An intriguing report, but what I found really astonishing is that apparently not one of the fifty-odd people and crew on board had a camera with them!? I've not yet read the report in detail but the only reference to a photo that I can find is the statement in Chapter 3 that:
"...There are several other oddities worth noting in the Project Blue Book file. On one typed sheet a brief reference is made to study of a photograph. There is no explanation..."
Martin SHOUGH replies :
An interesting point, Graham. Of course this was 1954. Society was not flooded with cameras in the way it is today. Nevertheless half a century of popular photography had placed at least a Kodak "Box Brownie" in many - perhaps even most - moderately affluent households. 35mm cameras were widespread. Edwin LAND's first Polaroids had been on the market for about 6 years.

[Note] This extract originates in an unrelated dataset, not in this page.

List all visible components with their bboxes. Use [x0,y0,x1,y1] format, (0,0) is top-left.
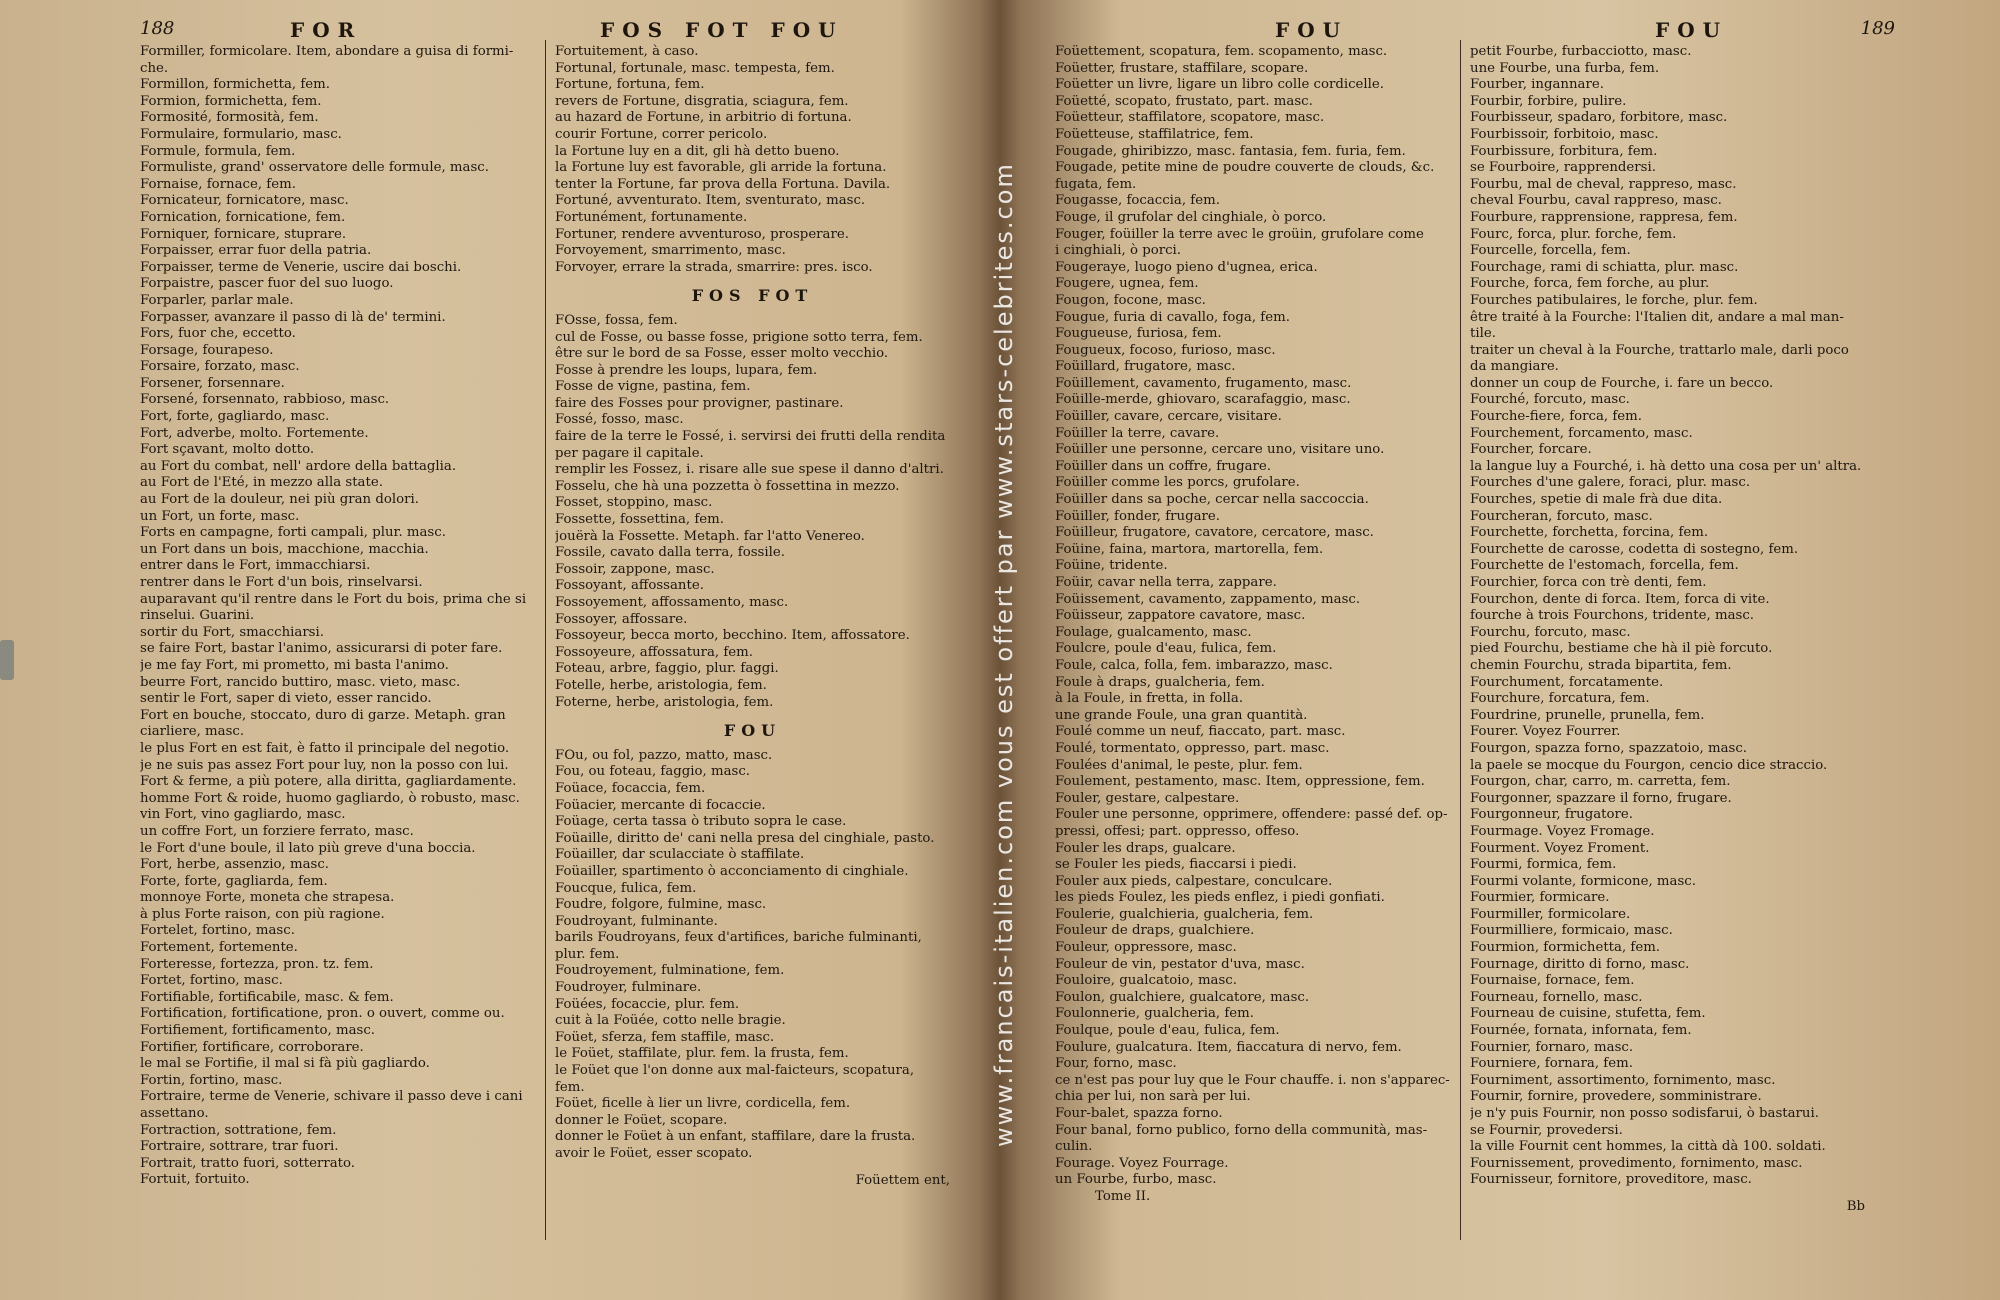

This was also not an economy flight, but a luxury flight for well-heeled travellers, some of whom were employees of BOAC. One might intuitively expect that the probable rate of camera possession per passenger mile would have been greater on this flight than most. The aircrew had space, relative comfort and excellent visibility on the flight deck.
There is the counter-argument that affluent frequent flyers might be less likely to sit with cameras easily accessible in hand luggage since the novelty of flight has worn off for them and they may be focused on business or, in some cases, so jaded that even the "champagne and caviar run" is merely an opportunity for sleep. Some of the passengers were reportedly asleep, and there is no reason to believe that all of them were witnesses.
It is also possible that passenger photographs do exist. These people were not by and large reached by journalists. I'm aware of only one passenger account recorded in a contemporary local newspaper. The focus was firmly on the crew of the Stratocruiser, and in particular Capt. HOWARD. And some witnesses may well have preferred not to be publicly associated with photos of what even Capt. HOWARD was averring must have been an "intelligently controlled machine" - i.e., a flying saucer.
Nevertheless, the incident was front page news around the world. The press and BBC TV and cinema newsreels generally treated it seriously. It remained a prominent case for decades, having I think a slightly special status for the twin reasons that Capt. HOWARD
and his crew were so highly respectable and that there was always the feeling that the objects might have been some sort of rare and unexplainable yet natural phenomenon. This of course was the conclusion of the influential CONDON Report in 1969. If any passenger photos do exist it is somewhat surprising that in five decades no rumour of one has emerged.
So, one lesson that should be drawn from this case - a lesson which ought to help calibrate our expectation in similar circumstances - is that in 1954 a genuinely unusual phenomenon could be observed at leisure for many minutes by perhaps tens of affluent, generally (and technically) educated witnesses, having at least an average percentage of camera-ownership, without even one photograph being taken.